TAU-C, A CASPASE-3 CLEAVED FRAGMENT OF TAU: A SERUM BIOMARKER FOR PRECLINICAL DEMENTIA

Abstract

There is a clear need for non-invasive and reliable biomarkers to aid in early prognosis, diagnosis and early efficacy assessment for dementia disorders. The caspase-3-generated fragment of tau (Tau-C), incorporating the Asp421 site, is considered a key player in the filament formation eventually leading to tangle formation (Rissman et al. 2004). The aim of this study was to investigate this particular pathological protein fragment in serum, in a large prospective cohort of elderly women who has been followed for up to 15 years. Using competitive ELISA, Tau-C was measured in baseline serum samples from subjects in the Prospective Epidemiological Risk Factor (PERF) Study (n=5,632). The subjects were stratified in three groups; dementia free controls (n=5,005), subjects with established dementia (n=15), and subjects later diagnosed with dementia (n=612). The levels of Tau-C were compared using Kruskal-Wallis test.

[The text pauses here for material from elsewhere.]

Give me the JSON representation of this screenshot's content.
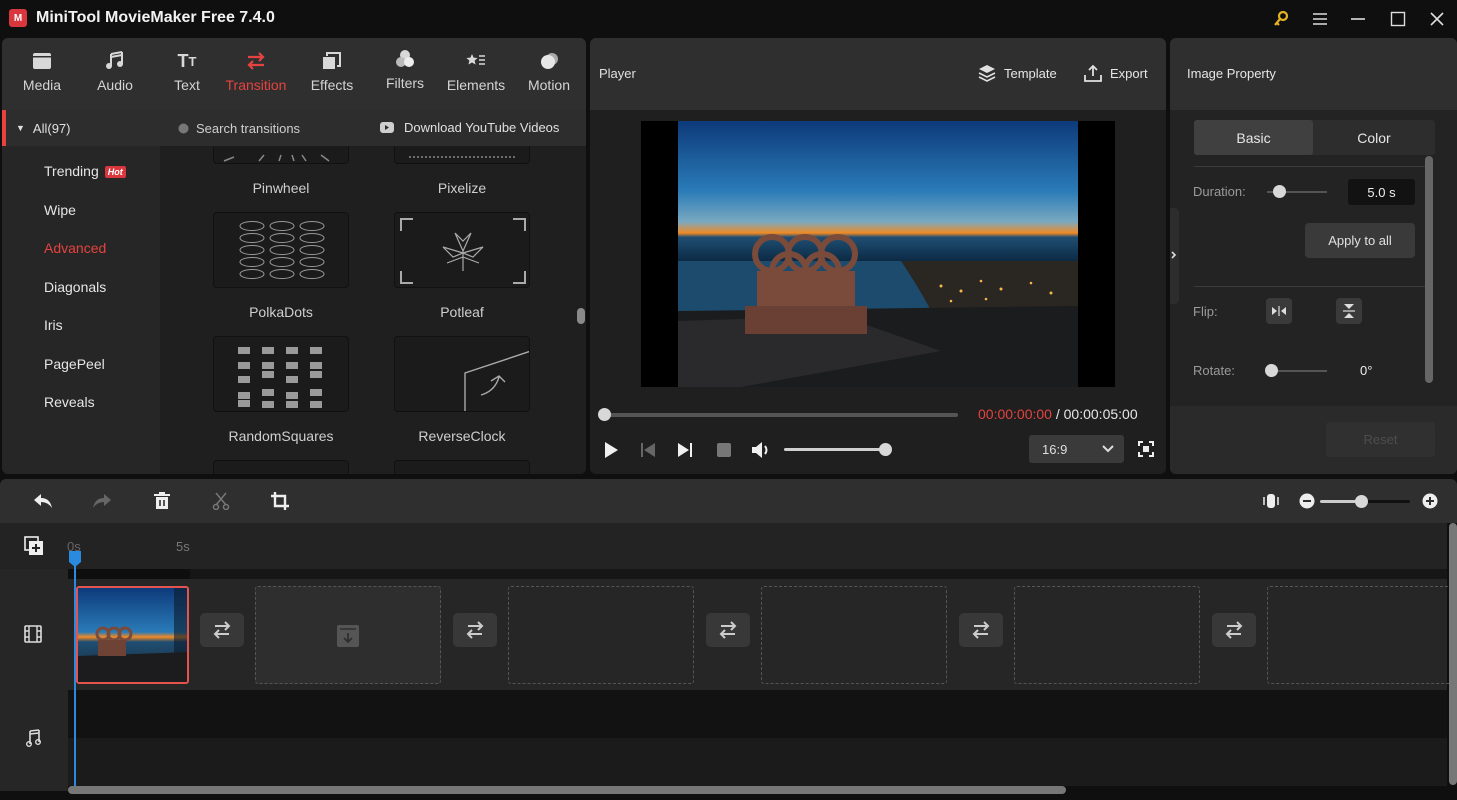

The prognostic utility in combination with baseline cognitive performance, was assessed in relation to risk of dementia using Cox regression. Tau-C levels were dichotomized using the median. The cognitive test was the Short Blessed Test. Our data suggest that Tau-C could have prognostic utility as an early marker for dementia. The increased risk of dementia for subjects with low levels of Tau-C and normal cognition could reflect the accumulation of caspase-cleaved Tau in neuronal cells in an early disease stage. Opposite, the possible increased risk for subjects with high Tau-C levels and severe impairment could indicate that these subjects are actually in a diseased stage, where dying neurons release caspase-cleaved tau into the surroundings.